Cela fait des mois, voire des années, que plusieurs associations agricoles, désormais réunies en collectif, demandent au gouvernement de revenir sur l’interdiction franco-française de l’acétamipride.
Très largement utilisée dans le reste de l’Union européenne, cette matière active a en effet été interdite en France au seul motif qu’elle appartient à la famille controversée des néonicotinoïdes, et cela bien que son profil écotox, plutôt rassurant, la distingue des autres molécules de cette famille. Ce qui a conduit l’Autorité européenne de sécurité des aliments (Efsa) à maintenir son autorisation. Or, depuis plusieurs années, la France travaille en coulisse à convaincre l’Efsa de modifier sa position.
Persuadé de sa force de conviction, le cabinet du ministre de l’Agriculture récuse toutes demandes pour une réhomologation, en arguant que l’acétamipride sera « de toute manière » bientôt interdit en Europe.
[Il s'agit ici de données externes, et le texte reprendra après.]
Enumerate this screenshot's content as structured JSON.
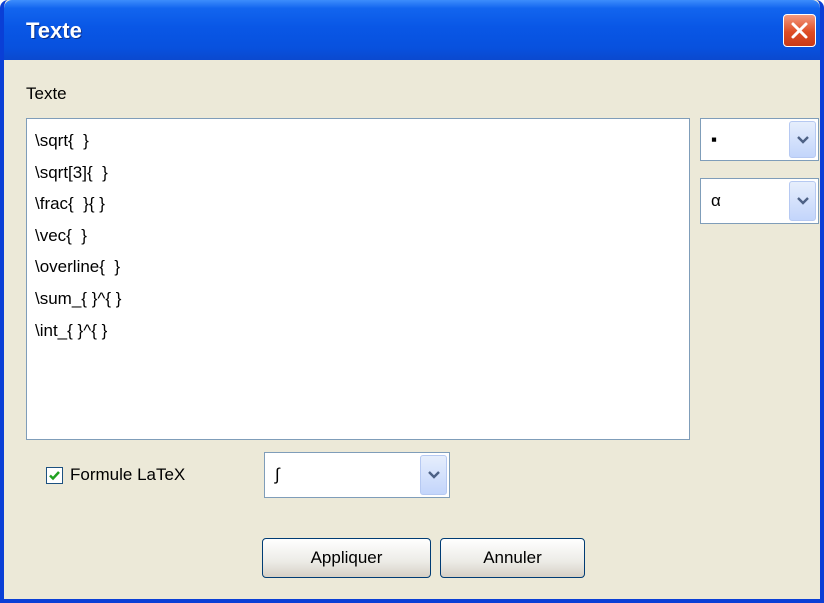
{
  "window": {
    "title": "Texte"
  },
  "form": {
    "text_label": "Texte",
    "text_lines": [
      "\\sqrt{  }",
      "\\sqrt[3]{  }",
      "\\frac{  }{ }",
      "\\vec{  }",
      "\\overline{  }",
      "\\sum_{ }^{ }",
      "\\int_{ }^{ }"
    ],
    "symbol_combo_1": "▪",
    "symbol_combo_2": "α",
    "latex_checkbox": {
      "label": "Formule LaTeX",
      "checked": true
    },
    "latex_combo": "∫"
  },
  "buttons": {
    "apply": "Appliquer",
    "cancel": "Annuler"
  },
  "colors": {
    "titlebar": "#0957e6",
    "close": "#de4d25",
    "face": "#ece9d8",
    "field_border": "#7f9db9"
  }
}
Comme le soulignent nos confrères du Betteravier français, dès 2020, la France aurait ainsi fourni à la Commission européenne des données scientifiques, en l’occurrence une seule étude suisse portant sur l’infertilité, « visant à démontrer la toxicité de lʼacétamipride, dans le but de faire interdire cette substance active au niveau européen ».
Mais, manque de pot pour notre ministre, cette stratégie n’a pas fonctionné. Ainsi, le 15 mai dernier, l’agence européenne a rendu publiques ses dernières conclusions sur la toxicité de la molécule, qui confirment celles de janvier 2022, où un panel d’experts de l’Efsa avait certifié qu’il n’existait « aucune nouvelle preuve de dangers accrus de l’acétamipride » par rapport à ce que l’Efsa avait conclu en 2016. Certes, l’avis reconnaît qu’il demeure « des incertitudes majeures s’agissant de la neurotoxicité au stade de développement », mais sans pour autant se prononcer pour une interdiction de la substance. Par mesure de précaution, l’Efsa propose simplement d’accroître la gestion du risque en divisant par cinq les doses journalières admissibles (DJA) et de référence aiguë (ArfD), et elle invite la Commission européenne à revoir à la baisse les limites maximales résiduelles (LMR) pour une trentaine d’usages.
« Que ce soit pour les noisettes, les carottes ou encore les betteraves, nos filières respectent déjà ces recommandations de l’Efsa », insiste Franck Sander, président de la Confédération générale des planteurs de betteraves, qui estime que cet avis justifie donc la levée de l’interdiction de l’acétamipride. Il n’a pas tort. D’autant qu’en cessant de camper sur sa position de refus dogmatique, le gouvernement ferait ainsi preuve d’un pragmatisme qui délivrerait enfin cette vraie « preuve d’amour », si chère au Premier ministre Gabriel Attal.